Dave walked through a snow squall that night to bring me a hot, foil-wrapped falafel sandwich. I remember its warmth in my hands, how hard it was to swallow. Later, he stroked my hair as I lay in bed, reeling with the anguish of losing my mother and the euphoria of new love.
Looking back, I realize I imprinted on Dave like a baby duck. The logic was perfect in my mind: The universe had taken my mother away, but it wouldn’t be so cruel as to leave me with a gaping wound in my heart. No, Dave would fill it — despite the fact that, I was coming to learn, he had substance abuse issues and a serious fear of commitment. We’d live happily ever after. That was the math.
You can see where this was headed, right?
As I sat there on the community center bench, six months after our disastrous breakup, it dawned on me: Some things in life don’t add up.

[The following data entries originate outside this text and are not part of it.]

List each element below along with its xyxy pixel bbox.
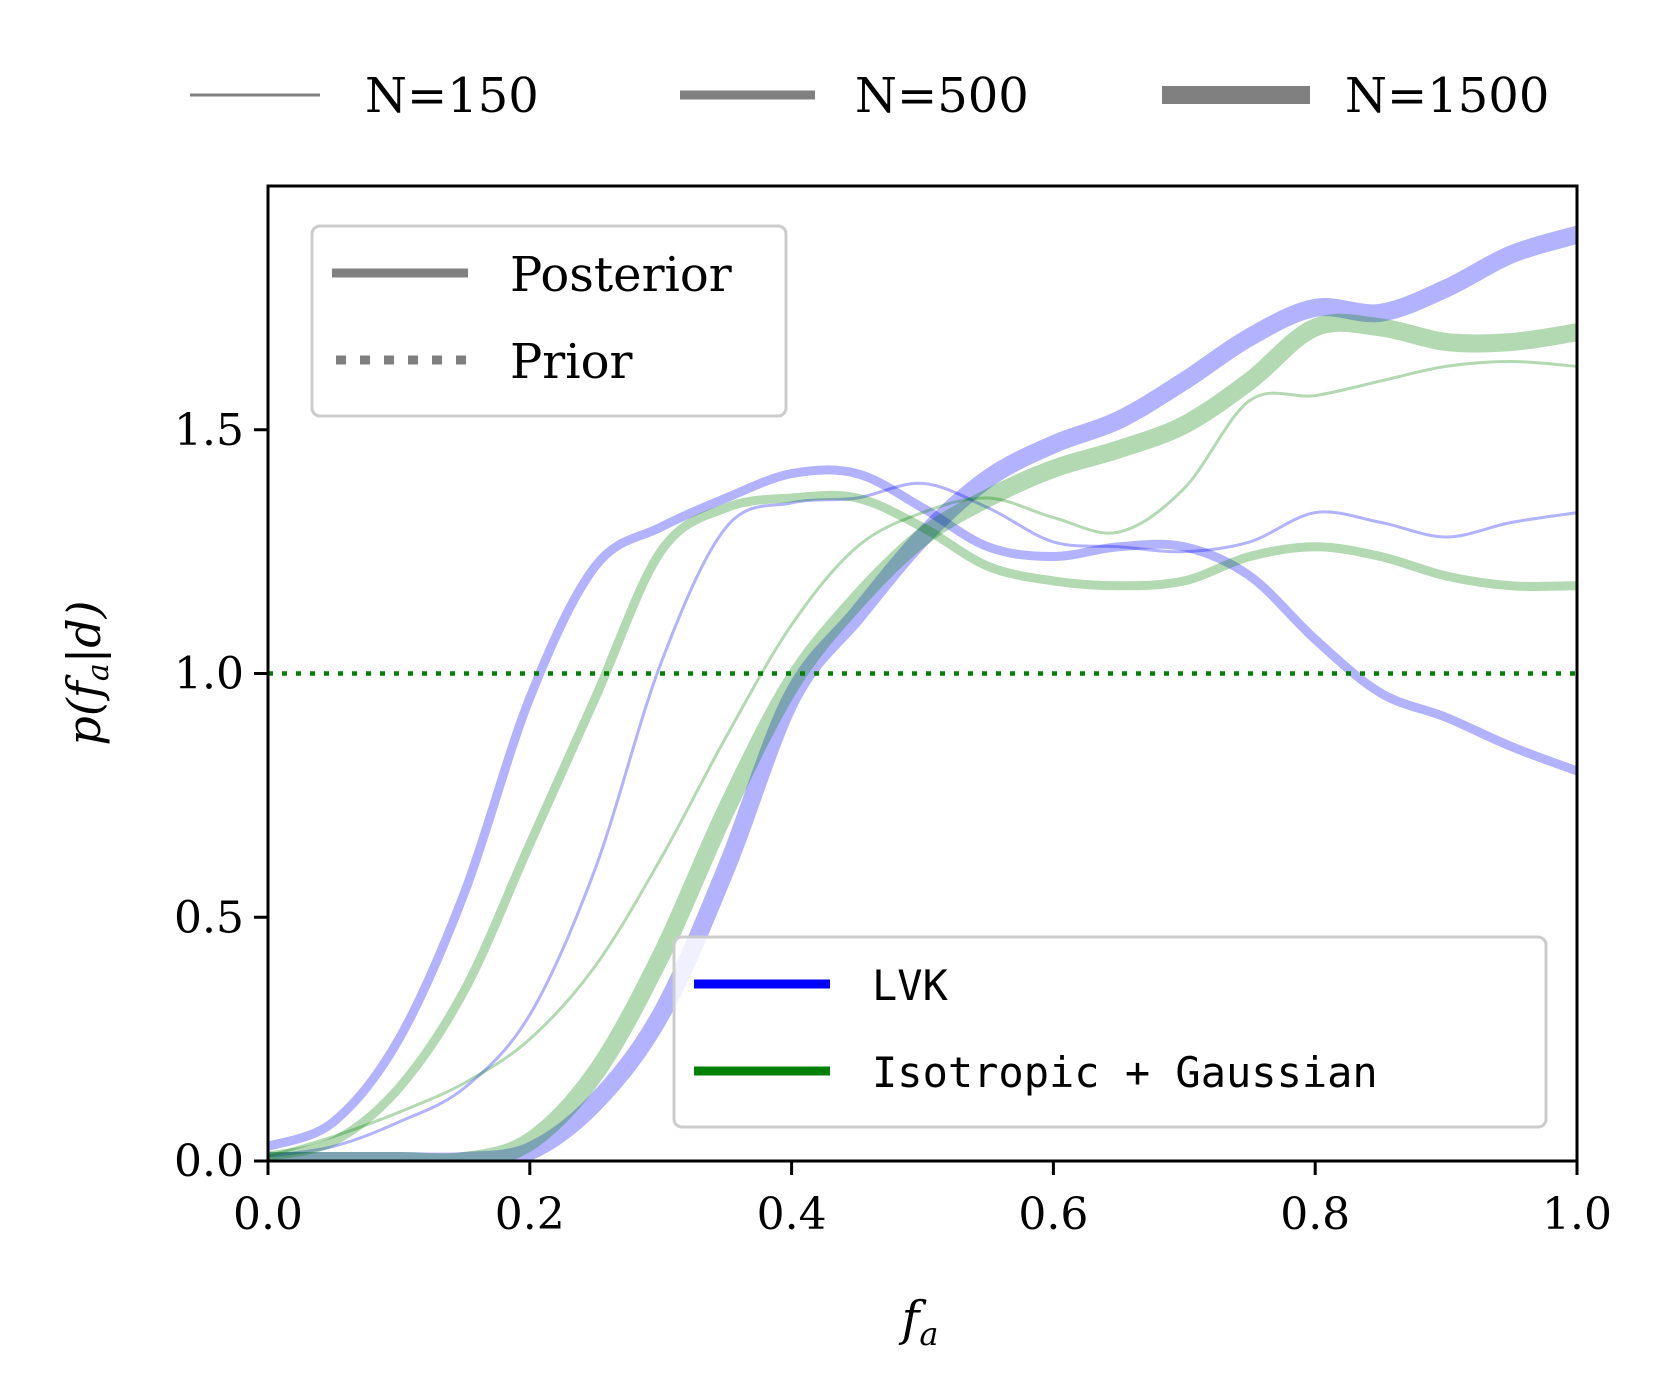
model-legend-iso-label: Isotropic + Gaussian [872,1048,1378,1097]
x-axis-label: fa [899,1291,939,1353]
style-legend-prior-label: Prior [510,334,632,390]
style-legend-posterior-label: Posterior [510,247,732,303]
y-tick-label: 0.0 [174,1136,244,1187]
style-legend: Posterior Prior [310,224,788,418]
y-axis-label: p(fa|d) [57,600,116,745]
y-tick-label: 1.0 [174,649,244,700]
top-legend: N=150 N=500 N=1500 [190,68,1549,124]
series-line-iso-gauss-n1500 [268,313,1577,1161]
series-line-lvk-n500 [268,465,1577,1151]
top-legend-label-n1500: N=1500 [1345,68,1549,124]
series-line-lvk-n1500 [268,225,1577,1161]
series-line-iso-gauss-n150 [268,360,1577,1158]
y-ticks: 0.0 0.5 1.0 1.5 [174,405,268,1187]
x-tick-label: 0.2 [495,1189,565,1240]
x-tick-label: 0.0 [233,1189,303,1240]
top-legend-label-n500: N=500 [855,68,1029,124]
series-line-lvk-n150 [268,481,1577,1158]
model-legend-box [672,935,1548,1129]
x-tick-label: 1.0 [1542,1189,1612,1240]
model-legend: LVK Isotropic + Gaussian [672,935,1548,1129]
y-tick-label: 0.5 [174,892,244,943]
x-tick-label: 0.6 [1018,1189,1088,1240]
curves [268,225,1577,1161]
model-legend-lvk-label: LVK [872,961,949,1010]
x-ticks: 0.0 0.2 0.4 0.6 0.8 1.0 [233,1161,1612,1240]
x-tick-label: 0.8 [1280,1189,1350,1240]
x-tick-label: 0.4 [757,1189,827,1240]
y-tick-label: 1.5 [174,405,244,456]
series-line-iso-gauss-n500 [268,490,1577,1161]
top-legend-label-n150: N=150 [365,68,539,124]
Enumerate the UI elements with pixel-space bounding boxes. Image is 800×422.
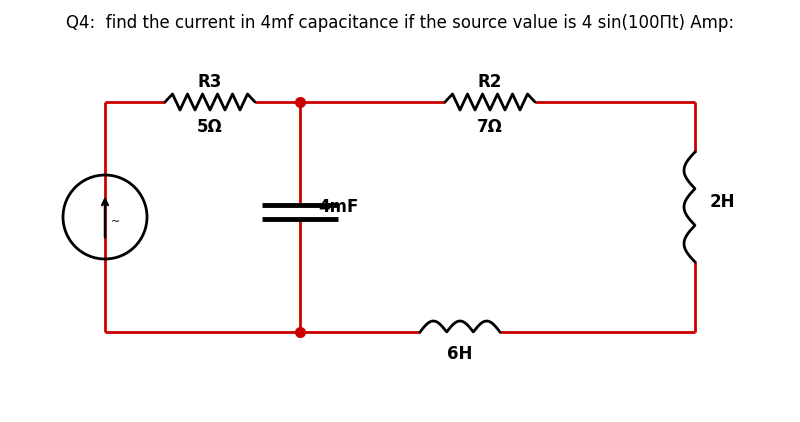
Text: 6H: 6H (447, 345, 473, 363)
Text: R3: R3 (198, 73, 222, 91)
Text: 7Ω: 7Ω (477, 118, 503, 136)
Text: 5Ω: 5Ω (197, 118, 223, 136)
Text: 4mF: 4mF (318, 198, 358, 216)
Text: ~: ~ (110, 217, 120, 227)
Text: Q4:  find the current in 4mf capacitance if the source value is 4 sin(100Πt) Amp: Q4: find the current in 4mf capacitance … (66, 14, 734, 32)
Text: R2: R2 (478, 73, 502, 91)
Text: 2H: 2H (710, 193, 735, 211)
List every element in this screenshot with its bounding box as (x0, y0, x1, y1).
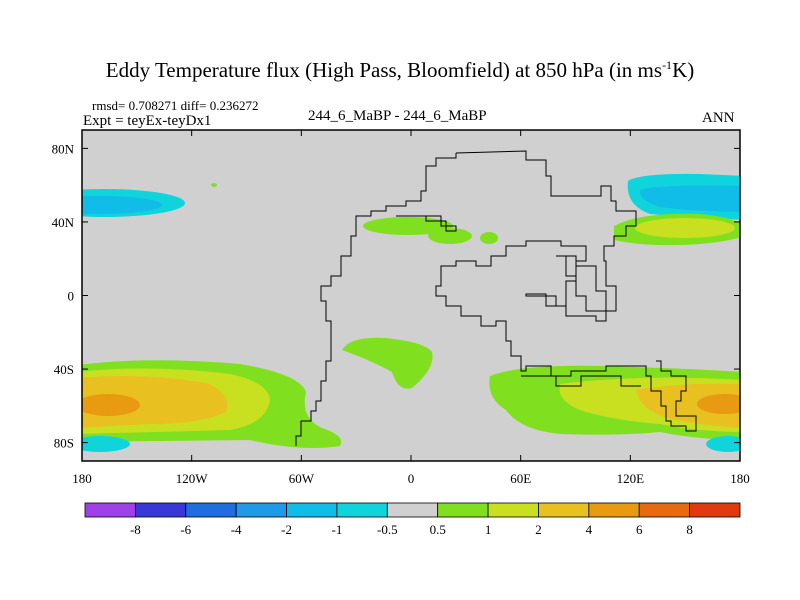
rmsd-diff-stats: rmsd= 0.708271 diff= 0.236272 (92, 98, 259, 113)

And sometimes, just when you think you’ve found your lifelong dance partner, the song ends and you spin apart.
“Say, did you come to dance or what?” the voice of a silver-haired man broke me out of my daydreaming.
I smiled and stood up.
In a roomful of men my own age, I wouldn’t have noticed this man. But here, amidst the shuffling carousel of seniors, this handsome elder really stood out. Unlike everyone else in the room, he was taller than me. He also had style: black satin shirt and gold necklace style. He strode up to me and bowed.
“May I have this dance?” he asked.
I felt a surge of admiration for him — for his outfit, so carefully planned, for his slicked-back hair, his full-body tremors, and the peppermint pocketed in his cheek. But most of all, for the wicked gleam in his right eye, which said: I’m still a handsome devil, and you’d be lucky to dance with me.
“I’d love to,” I said. And I meant it.
I took his hand and off we spun, dancing circles around everyone.
“You’re very good!” I yelled into his good ear, the left one. “Where did you study?”
“Eighty-seven!” he sang out.
No matter. We were flying. Disco beats pulsed through the speakers as my new friend and I whirled past couples in musty suits and squeaking orthopedics. Feeling girlish and free, I threw back my head and laughed like I hadn’t in months.
In that moment, none of it mattered: his age, my battered heart, our beaten-down bodies, or the sad songs that played inside us like broken records. (Surely at 87, he’d had his share of heartache.) What mattered was that we had, to paraphrase my late mother, picked ourselves up by the bootstraps and tried again.
Soon, this man, too, turned red and had to sit down. Worried that my next victim might have to leave the building on a gurney, I called it a day.
That night, as I lay in bed, my thoughts turned to Dave, as they did every night. And every morning. And every time I saw a sunset. Or a sunrise. Or took a walk in the park, saw a funny movie or a terrible one, or laughed, cried, breathed in, breathed out, or did absolutely nothing at all.
One of the last times I saw him, we were dancing in my living room. We were bouncing around to Weezer, laughing and pretending to forget that I’d soon be moving across country and our time together would end. Then a slow song came on and he pulled me close for one last dance. Nothing fancy, no formal steps, just the two of us pressed together the way people do when they both know it’s time to say goodbye.